И повел нас в маленькую, даже, можно сказать, крохотную келью. Прямо напротив входа располагался простой, без украшений, но многоярусный киот, полный икон, перед которыми теплились лампадки. Внизу разместился старенький, видавший всякие виды мольберт. У правой стены притулилась коротенькая лежанка, на которой высокому отцу Тихону приходилось, вероятно, сворачиваться клубком, иначе не поместишься. В изножье примостился маленький кухонный столик: три ножки как ножки, а четвертая, некрашеная – резная, как лестничные балясины в старинных теремах. Такими же причудливыми ножками щеголяли два придвинутых к стене табурета. У самой двери размещалась вешалка – доска с гвоздями, на которых висели штопаная ряса и заплатанный на боку ватник.
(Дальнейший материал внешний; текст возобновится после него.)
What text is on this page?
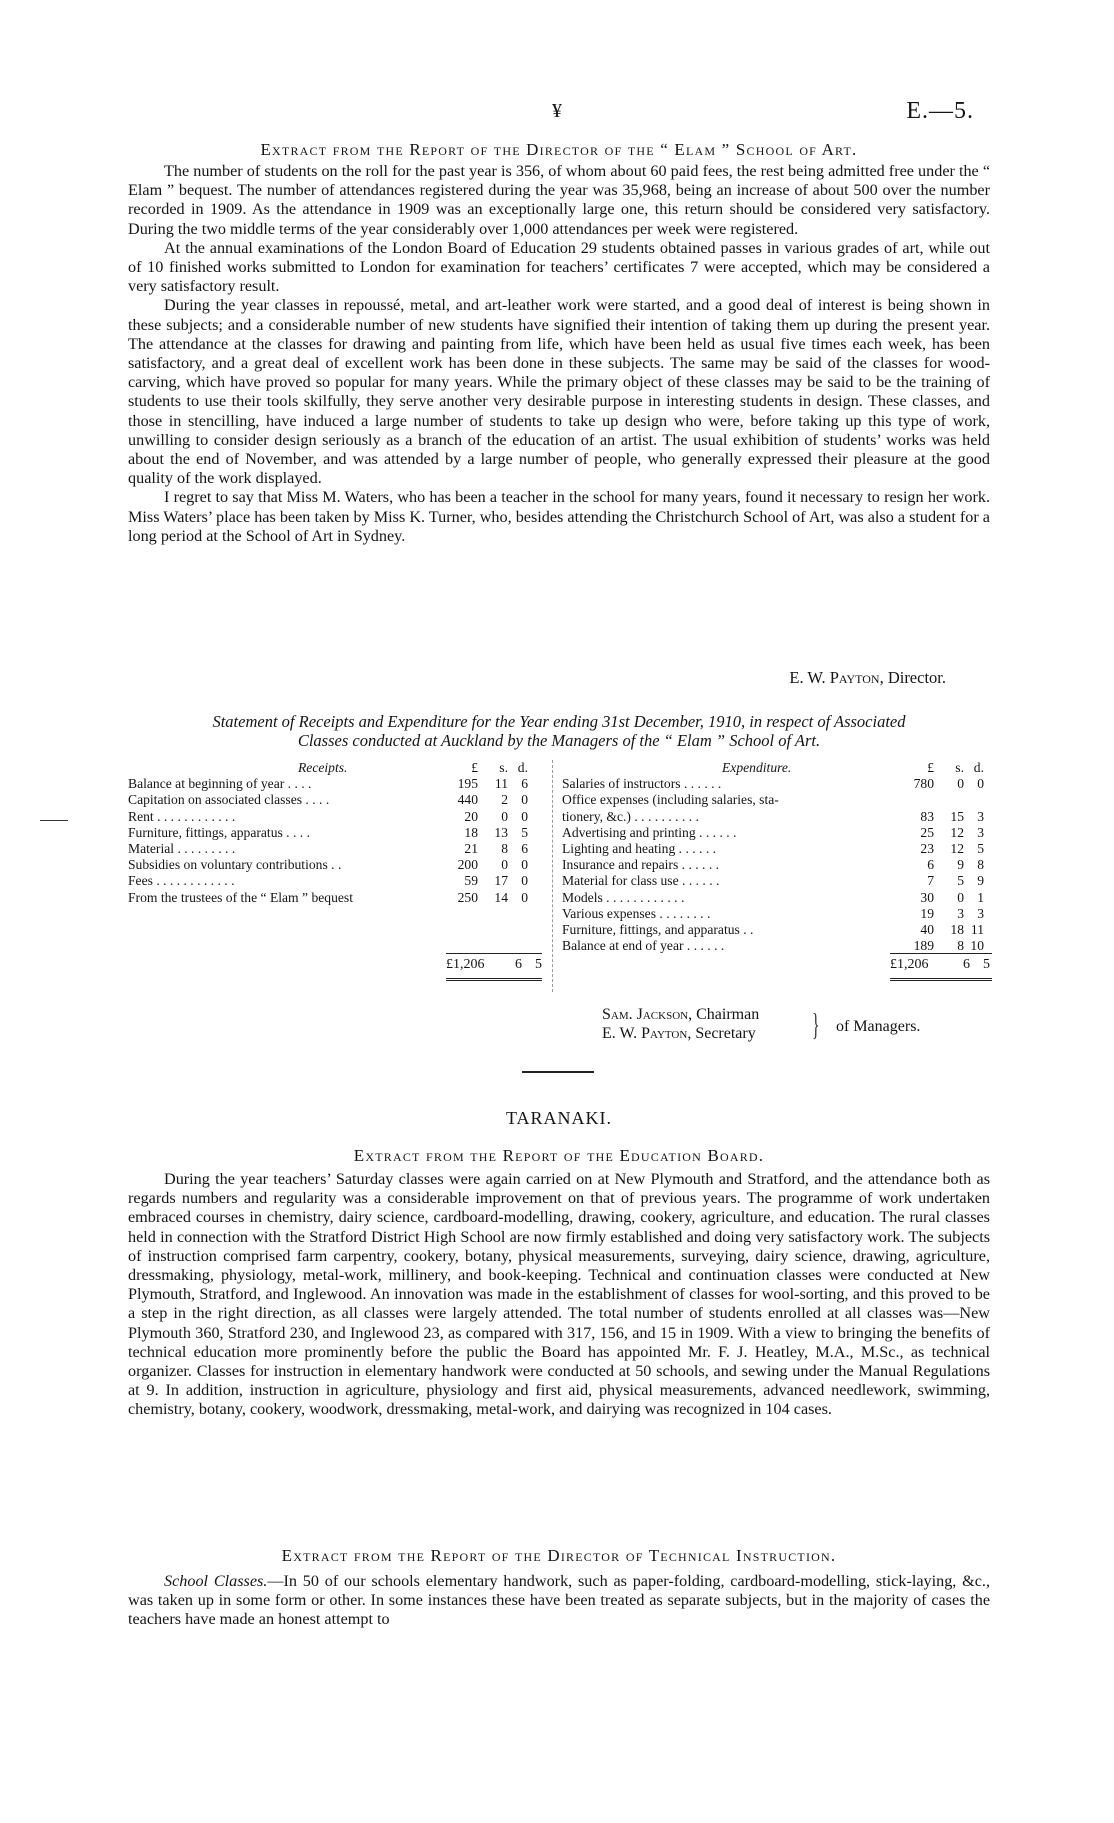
¥	E.—5.
Extract from the Report of the Director of the “ Elam ” School of Art.

The number of students on the roll for the past year is 356, of whom about 60 paid fees, the rest being admitted free under the “ Elam ” bequest. The number of attendances registered during the year was 35,968, being an increase of about 500 over the number recorded in 1909. As the attendance in 1909 was an exceptionally large one, this return should be considered very satisfactory. During the two middle terms of the year considerably over 1,000 attendances per week were registered.

At the annual examinations of the London Board of Education 29 students obtained passes in various grades of art, while out of 10 finished works submitted to London for examination for teachers’ certificates 7 were accepted, which may be considered a very satisfactory result.

During the year classes in repoussé, metal, and art-leather work were started, and a good deal of interest is being shown in these subjects; and a considerable number of new students have signified their intention of taking them up during the present year. The attendance at the classes for drawing and painting from life, which have been held as usual five times each week, has been satisfactory, and a great deal of excellent work has been done in these subjects. The same may be said of the classes for wood-carving, which have proved so popular for many years. While the primary object of these classes may be said to be the training of students to use their tools skilfully, they serve another very desirable purpose in interesting students in design. These classes, and those in stencilling, have induced a large number of students to take up design who were, before taking up this type of work, unwilling to consider design seriously as a branch of the education of an artist. The usual exhibition of students’ works was held about the end of November, and was attended by a large number of people, who generally expressed their pleasure at the good quality of the work displayed.

I regret to say that Miss M. Waters, who has been a teacher in the school for many years, found it necessary to resign her work. Miss Waters’ place has been taken by Miss K. Turner, who, besides attending the Christchurch School of Art, was also a student for a long period at the School of Art in Sydney.

E. W. Payton, Director.
Statement of Receipts and Expenditure for the Year ending 31st December, 1910, in respect of Associated
Classes conducted at Auckland by the Managers of the “ Elam ” School of Art.
Receipts.	£	s. d.
Balance at beginning of year . . . .	195	11 6
Capitation on associated classes . . . .	440	2 0
Rent . . . . . . . . . . . .	20	0 0
Furniture, fittings, apparatus . . . .	18	13 5
Material . . . . . . . . .	21	8 6
Subsidies on voluntary contributions . .	200	0 0
Fees . . . . . . . . . . . .	59	17 0
From the trustees of the “ Elam ” bequest	250	14 0
Expenditure.	£	s. d.
Salaries of instructors . . . . . .	780	0 0
Office expenses (including salaries, sta-
tionery, &c.) . . . . . . . . . .	83	15 3
Advertising and printing . . . . . .	25	12 3
Lighting and heating . . . . . .	23	12 5
Insurance and repairs . . . . . .	6	9 8
Material for class use . . . . . .	7	5 9
Models . . . . . . . . . . . .	30	0 1
Various expenses . . . . . . . .	19	3 3
Furniture, fittings, and apparatus . .	40	18 11
Balance at end of year . . . . . .	189	8 10
£1,206 6 5	£1,206 6 5
Sam. Jackson, Chairman
E. W. Payton, Secretary } of Managers.
TARANAKI.
Extract from the Report of the Education Board.

During the year teachers’ Saturday classes were again carried on at New Plymouth and Stratford, and the attendance both as regards numbers and regularity was a considerable improvement on that of previous years. The programme of work undertaken embraced courses in chemistry, dairy science, cardboard-modelling, drawing, cookery, agriculture, and education. The rural classes held in connection with the Stratford District High School are now firmly established and doing very satisfactory work. The subjects of instruction comprised farm carpentry, cookery, botany, physical measurements, surveying, dairy science, drawing, agriculture, dressmaking, physiology, metal-work, millinery, and book-keeping. Technical and continuation classes were conducted at New Plymouth, Stratford, and Inglewood. An innovation was made in the establishment of classes for wool-sorting, and this proved to be a step in the right direction, as all classes were largely attended. The total number of students enrolled at all classes was—New Plymouth 360, Stratford 230, and Inglewood 23, as compared with 317, 156, and 15 in 1909. With a view to bringing the benefits of technical education more prominently before the public the Board has appointed Mr. F. J. Heatley, M.A., M.Sc., as technical organizer. Classes for instruction in elementary handwork were conducted at 50 schools, and sewing under the Manual Regulations at 9. In addition, instruction in agriculture, physiology and first aid, physical measurements, advanced needlework, swimming, chemistry, botany, cookery, woodwork, dressmaking, metal-work, and dairying was recognized in 104 cases.

Extract from the Report of the Director of Technical Instruction.

School Classes.—In 50 of our schools elementary handwork, such as paper-folding, cardboard-modelling, stick-laying, &c., was taken up in some form or other. In some instances these have been treated as separate subjects, but in the majority of cases the teachers have made an honest attempt to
Под вешалкой скучала вторая пара кирзачей – еще более потертая, чем те, что были на ногах у нашего хозяина.
При всей крайней скудости, обстановка не казалась убогой: здесь было тепло, спокойно и уютно. Пахло ладаном, медом и сухими травами.
Мы с Викой сели на узком жестком топчане, а сам хозяин пристроился на табуреточке возле окошка. Мятую выгоревшую скуфейку он снял, и солнце золотило редкие волосы на его голове, словно из темени монаха исходили тоненькие золотые лучи.
Не откладывая в долгий ящик, я сразу рассказал все, что знал – о своем знакомстве с Угрюмым и через него с зарубежным фондом, скупающим картины Зеленцова, о череде странных смертей его сокамерников и о моих подозрениях насчет Маньковского. Когда речь дошла до этого шарлатана, Тихон покачал головой:
– Не торопитесь судить. Человек – глубокий сосуд, и глубина его нам неизвестна. Как я понял, прямых доказательств его причастности к этим злодействам у вас нет.
– Да какие еще нужны доказательства? – вскинулся я. – Чистосердечное признание?
– В юриспруденции есть такая штука, как презумпция невиновности, – заметил Тихон. – У меня тоже есть огромное искушение осудить этого человека. Хотя бы потому и за то, что он, по нера-зумию своему, занялся «врачеванием», то есть или шарлатанством, или, если его чары и правду действуют, – прелестью бесовской. Однако таких неразумных сейчас много, имя им легион, и не каждый из них убивает. – Он вздохнул. – Да и каковы же у него мотивы? Разве что он одержим бесами.